O show do Los Hermanos foi estranho. As músicas eram ótimas, a banda perfeita, a platéia, o ambiente mas faltou alguma coisa. Talvez o Radiohead tenha sugado todo o clima. Talvez era só o momento errado. Eu sei é que eu não saí de lá ávido por novidades neste sentido e sim com o pensamento de ‘dê mais tempo ao tempo‘. Talvez um show hoje só de Los Hermanos fosse diferente, mas mesmo assim não passa pela cabeça de ninguém pensar no fim definitivo da banda. Já o Camelo, em recente entrevista ao portal UAI do Estado de Minas, quando perguntado se os fãs poderão ver o Los tocando novamente, foi preocupante: “Não temos estes planos.”.
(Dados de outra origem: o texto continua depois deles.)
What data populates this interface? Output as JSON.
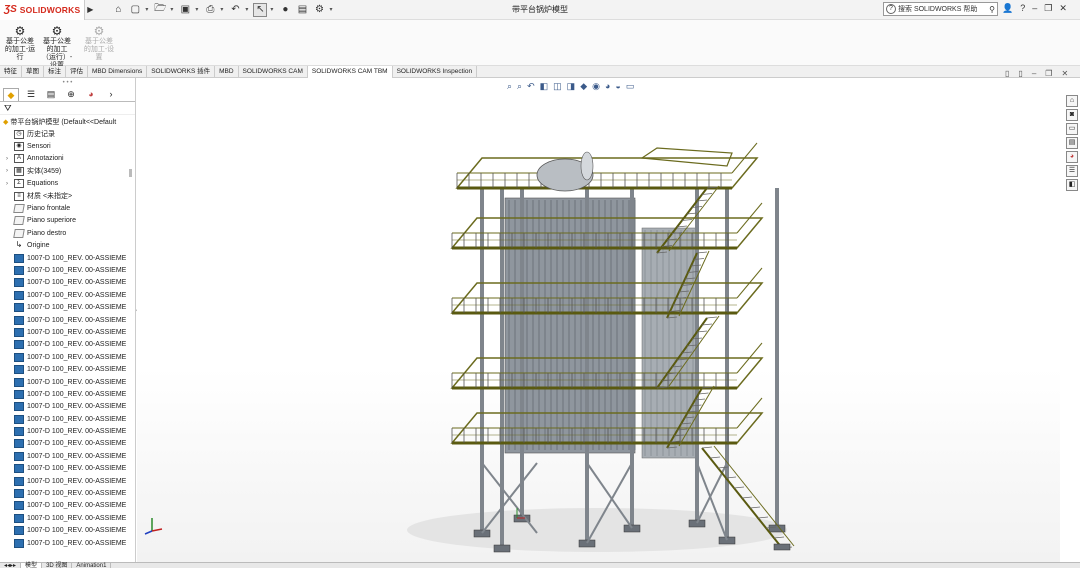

E assim, olhando para o futuro, chegamos ao Music Hall para um show mais intimista do poeta. Eu achei que a liberdade da pista, em oposição à vigilância dos assentos marcados do Palácio das Artes, proporcionaria um show mais memorável. Mas a verdade é que liberdade demais é um perigo. Você dança, canta, levanta os braços, bate palmas, vai ao banheiro, encontra um conhecido, bate um papo, pega uma cerveja, volta ao banheiro, vai pra fila, compra ficha, fica perdido, volta pra turma e nesse meio tempo o show rolando… No Palácio das Artes, vez por outra acontecia um silêncio sepulcral onde o violão, a voz e acompanhamentos ganhavam destaque e, com este clima, fascinada pelo espetáculo, a platéia não perdia um único movimento sequer.

No Music Hall, mesmo tendo tocado o disco inteiro e algumas ‘extra‘ deu aquela sensação de show curto. Talvez justamente porque ninguém queria que acabasse mas o importante é que voltamos pra casa de coração e alma lavada mais uma vez.

O que mais chama a atenção (no Camelo e no Los Hermanos) é a participação da platéia que, como sempre, não se limita a refrões, cantaria tudo até de trás-para-frente se fosse solicitado.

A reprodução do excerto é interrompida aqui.